Building a Better Grocery List Database
Today’s guest blog post is written by Shasti Walsh, Training Specialist, Patron Technology.
My partner and I live together. We used to keep two separate grocery lists on our separate mobile devices. That meant every time one of us went to the store, the following exchange happened via text:
“Um, hey, did you already buy rice?”
“Yeah, yesterday. I forgot laundry detergent, though.”
“Oh, I ordered that online this morning. Do we need eggs?”
“Maybe?”
A dozen or more texts later, we’d still manage to forget some crucial household staple, and one of us would have to go back to the store (in Seattle, in the rain, uphill both ways, etc).
Now we keep our shopping list on a shared Trello board (in the cloud), and we each update it independently. If I notice something running low, I add it to the list. When he’s out running errands, he checks things off as he picks them up. We now collaborate online in real time on our household shopping needs, and we haven’t run out of anything important since.
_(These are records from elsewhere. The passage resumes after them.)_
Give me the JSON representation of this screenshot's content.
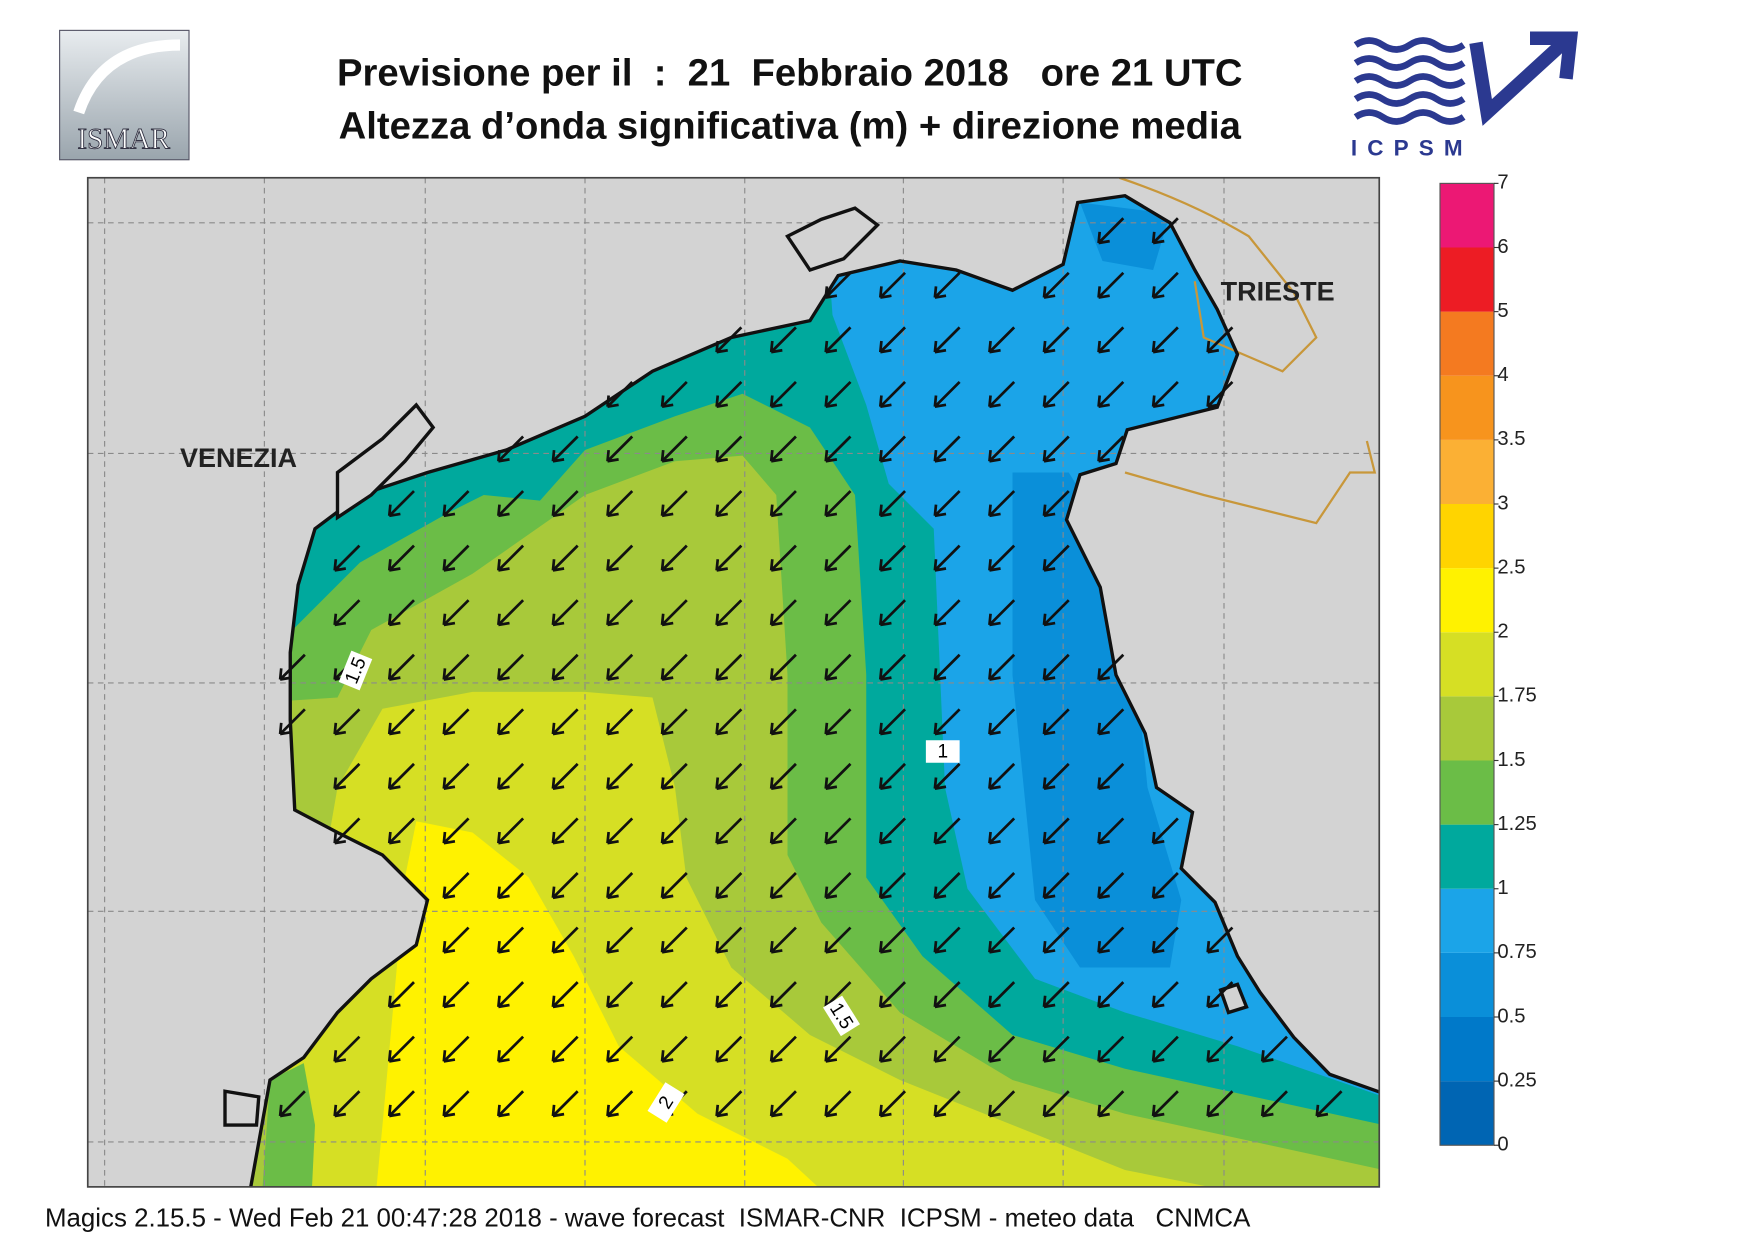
{
  "header": {
    "title_line1": "Previsione per il  :  21  Febbraio 2018   ore 21 UTC",
    "title_line2": "Altezza d’onda significativa (m) + direzione media",
    "logo_left": "ISMAR",
    "logo_right": "ICPSM"
  },
  "map": {
    "place_labels": [
      "VENEZIA",
      "TRIESTE"
    ],
    "contour_labels": [
      1.5,
      1,
      1.5,
      2
    ]
  },
  "legend": {
    "ticks": [
      0,
      0.25,
      0.5,
      0.75,
      1,
      1.25,
      1.5,
      1.75,
      2,
      2.5,
      3,
      3.5,
      4,
      5,
      6,
      7
    ],
    "colors": [
      "#0065b3",
      "#0079c9",
      "#0a8fd9",
      "#1ba4e8",
      "#00a99d",
      "#6bbd47",
      "#a8c93a",
      "#d6df24",
      "#fff200",
      "#ffd400",
      "#fbb034",
      "#f7941d",
      "#f47a20",
      "#ed1c24",
      "#ec1874"
    ]
  },
  "footer": "Magics 2.15.5 - Wed Feb 21 00:47:28 2018 - wave forecast  ISMAR-CNR  ICPSM - meteo data   CNMCA"
}
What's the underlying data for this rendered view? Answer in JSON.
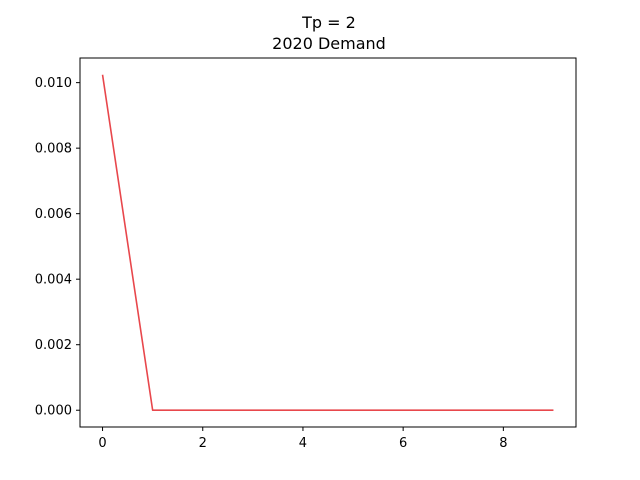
{
  "chart_data": {
    "type": "line",
    "title": "Tp = 2",
    "subtitle": "2020 Demand",
    "xlabel": "",
    "ylabel": "",
    "xlim": [
      -0.45,
      9.45
    ],
    "ylim": [
      -0.000512,
      0.010752
    ],
    "x_ticks": [
      "0",
      "2",
      "4",
      "6",
      "8"
    ],
    "y_ticks": [
      "0.000",
      "0.002",
      "0.004",
      "0.006",
      "0.008",
      "0.010"
    ],
    "grid": false,
    "series": [
      {
        "color": "#e8474c",
        "x": [
          0,
          1,
          2,
          3,
          4,
          5,
          6,
          7,
          8,
          9
        ],
        "y": [
          0.01024,
          0.0,
          0.0,
          0.0,
          0.0,
          0.0,
          0.0,
          0.0,
          0.0,
          0.0
        ]
      }
    ]
  }
}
That’s great for a grocery list, but how does it apply to working in the arts?
I was once asked to manage the holiday card mailing list for an arts organization. It consisted of one Excel sheet with about 10 different tabs — subscribers, donors, board members, volunteers, press, vendors…. Sound familiar?
Updating this list each year meant starting about two months ahead of the mailing, and asking each person in each department to update any tabs relevant to them. That wasn’t so bad, but since the file was saved on an in-house server, only one staff member could edit it at a time. Let’s not talk about all the times someone left the spreadsheet open on their password-protected computer, and someone else tried to edit and wound up saving their changes in a new copy of the original file instead.
Finally, once all the data was painstakingly gathered from the various different systems and spreadsheets and post-it notes and binders where it lived in each department, I would assemble it all into one ‘master’ list, and valiantly attempt to dedupe.
Did you know: patrons often interact with an organization in more than one way? Of course, you did. That’s great, right? Of course, it is!
But because each department handled their patron data separately, this meant I now had a nightmarish combined list that included “J. Smith [board member list, office address]”, “John and Susan Smith [VIP list, home address]”, “Susan Jones [donor list, recently divorced from John Smith, but only the development department knew that]”, and “John and Susy Smith [box office list, he updated his mailing address when he moved after the divorce but the subscription is still in both of their names]”.
The solution to this mess was always “ask the Managing Director” — they had been at the organization longest, and had a deep knowledge of our patron base. But how many Managing Directors do you know with the time to carefully read through a list of a thousand or so names and notice every person who moved or got divorced or passed away in the last year?
Now I work with organizations that store data in one system, in the cloud. Each staff member can view and update information in real time (and see a record of who made which update when). When the Development Director runs into Susan Jones [formerly Smith] in the lobby before a show and hears about the divorce, they can update Susan’s *one* record to avoid confusion six months down the line. When the Managing Director has lunch with John Smith and learns that he’d like to have his tickets mailed to his new home address, but any board-related materials sent to his office, they can update the database accordingly, or flag it for someone else to edit. And when Susan buys a new subscription for herself, the Box Office Manager knows better than to seat her next to John.
Pulling a mailing list for holiday cards or an end-of-year appeal may still involve fairly complex criteria, but it won’t have to rely on anyone’s memory or ability to read the boss’s handwriting, and the results gathered at the end will include each patron *once*. And of course, it isn’t just about mailings — having consistent, current, reliable data at each staff member’s fingertips will improve every single interaction a patron has with an organization.
How about you? Do you have multiple versions of the same information stored in different places? Perhaps you should consider storing it securely in the cloud, where everyone involved can view and update it from anywhere, in real time. How might that make your outreach efforts (not to mention your grocery shopping) more efficient and effective?